Sunday, October 7, 2012

Family

Well, life goes on.

This morning, we laid my great aunt to rest, with her husband, next to her mother. As I've thrown out many times here, I'm not totally on one side or the other of religion - some times I'm buying into everything, and other times, I kind of just stand off in the distance, watching and wondering if any of it means anything in the grand scheme of the universe. And what I felt, today, is that all of the traditions and customs took a back seat to something bigger, something intangible - family. Family is something that pushes me towards religion, instead of away from it. Burials, independent of any other burial that's ever happened, could be entirely meaningless to me. But being buried with and next to the people you love, where everyone can see the headstones...I feel the meaning in that. And I've felt the meaning of family over the last couple of days. Something Aunt B always stressed, especially during our phone calls when I'd be at school. She'd always tell me how much it meant to have such a loving family, and children who would call her, even if for only a few minutes. I believed her, and knew that we've always been a close family (taking it outside the sense of my sister and parents), but have never actually felt it as strong as I have in the last two days.

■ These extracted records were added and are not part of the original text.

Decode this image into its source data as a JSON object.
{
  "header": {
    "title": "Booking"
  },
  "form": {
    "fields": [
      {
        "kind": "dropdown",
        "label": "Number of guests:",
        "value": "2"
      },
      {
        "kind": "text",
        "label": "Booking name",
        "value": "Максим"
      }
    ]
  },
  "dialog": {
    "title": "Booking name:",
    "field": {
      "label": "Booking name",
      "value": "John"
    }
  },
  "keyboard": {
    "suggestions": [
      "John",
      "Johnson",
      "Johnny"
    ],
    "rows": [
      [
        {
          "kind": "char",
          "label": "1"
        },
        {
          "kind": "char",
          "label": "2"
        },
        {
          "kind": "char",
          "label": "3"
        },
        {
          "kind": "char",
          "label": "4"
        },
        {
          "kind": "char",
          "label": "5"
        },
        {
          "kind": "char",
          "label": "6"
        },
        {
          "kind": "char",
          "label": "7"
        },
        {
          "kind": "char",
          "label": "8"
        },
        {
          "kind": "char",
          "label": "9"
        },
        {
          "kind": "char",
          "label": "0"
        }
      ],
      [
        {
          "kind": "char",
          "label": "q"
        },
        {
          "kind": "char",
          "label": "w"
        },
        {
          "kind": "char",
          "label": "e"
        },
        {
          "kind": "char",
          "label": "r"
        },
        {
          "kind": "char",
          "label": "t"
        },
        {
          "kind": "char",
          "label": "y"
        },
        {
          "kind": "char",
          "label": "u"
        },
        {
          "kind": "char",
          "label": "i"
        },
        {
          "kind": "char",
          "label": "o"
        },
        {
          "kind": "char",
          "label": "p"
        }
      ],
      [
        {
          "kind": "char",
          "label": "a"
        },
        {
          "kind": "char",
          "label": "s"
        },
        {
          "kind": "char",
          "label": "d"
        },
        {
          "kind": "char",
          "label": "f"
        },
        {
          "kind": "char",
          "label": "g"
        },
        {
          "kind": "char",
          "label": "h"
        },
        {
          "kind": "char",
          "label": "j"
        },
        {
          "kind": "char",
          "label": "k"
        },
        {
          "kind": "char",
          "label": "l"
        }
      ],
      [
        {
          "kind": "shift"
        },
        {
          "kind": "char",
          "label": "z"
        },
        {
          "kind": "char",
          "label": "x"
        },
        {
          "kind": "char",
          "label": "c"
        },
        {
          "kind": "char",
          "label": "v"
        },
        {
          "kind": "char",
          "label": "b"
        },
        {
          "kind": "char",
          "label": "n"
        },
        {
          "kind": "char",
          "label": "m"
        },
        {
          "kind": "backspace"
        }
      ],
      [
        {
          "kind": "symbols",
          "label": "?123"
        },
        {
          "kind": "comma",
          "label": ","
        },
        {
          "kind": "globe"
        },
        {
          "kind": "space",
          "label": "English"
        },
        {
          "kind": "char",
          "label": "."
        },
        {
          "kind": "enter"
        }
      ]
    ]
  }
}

I don't want a family member passing away to have to rekindle such a strong sense of the word, but maybe it has to be that way. Maybe then will it be conserved. I've never really thought about the exact emotional connotation of the concept of family. It's kind of like home, in a sense of the concept and feeling. But right here, right now, isn't the place nor time for me to figure this out. It takes time, contemplation, effort.

I'm not expecting my experience to shape what you think about the definition or semantic association with "family," so I won't pretend that it will, or has. What I do hope is that it gets you thinking about your own experiences. Times when you felt the presence of family. Create your own meaning. Assign your own values to the term, and live in the experiences that come out of those values.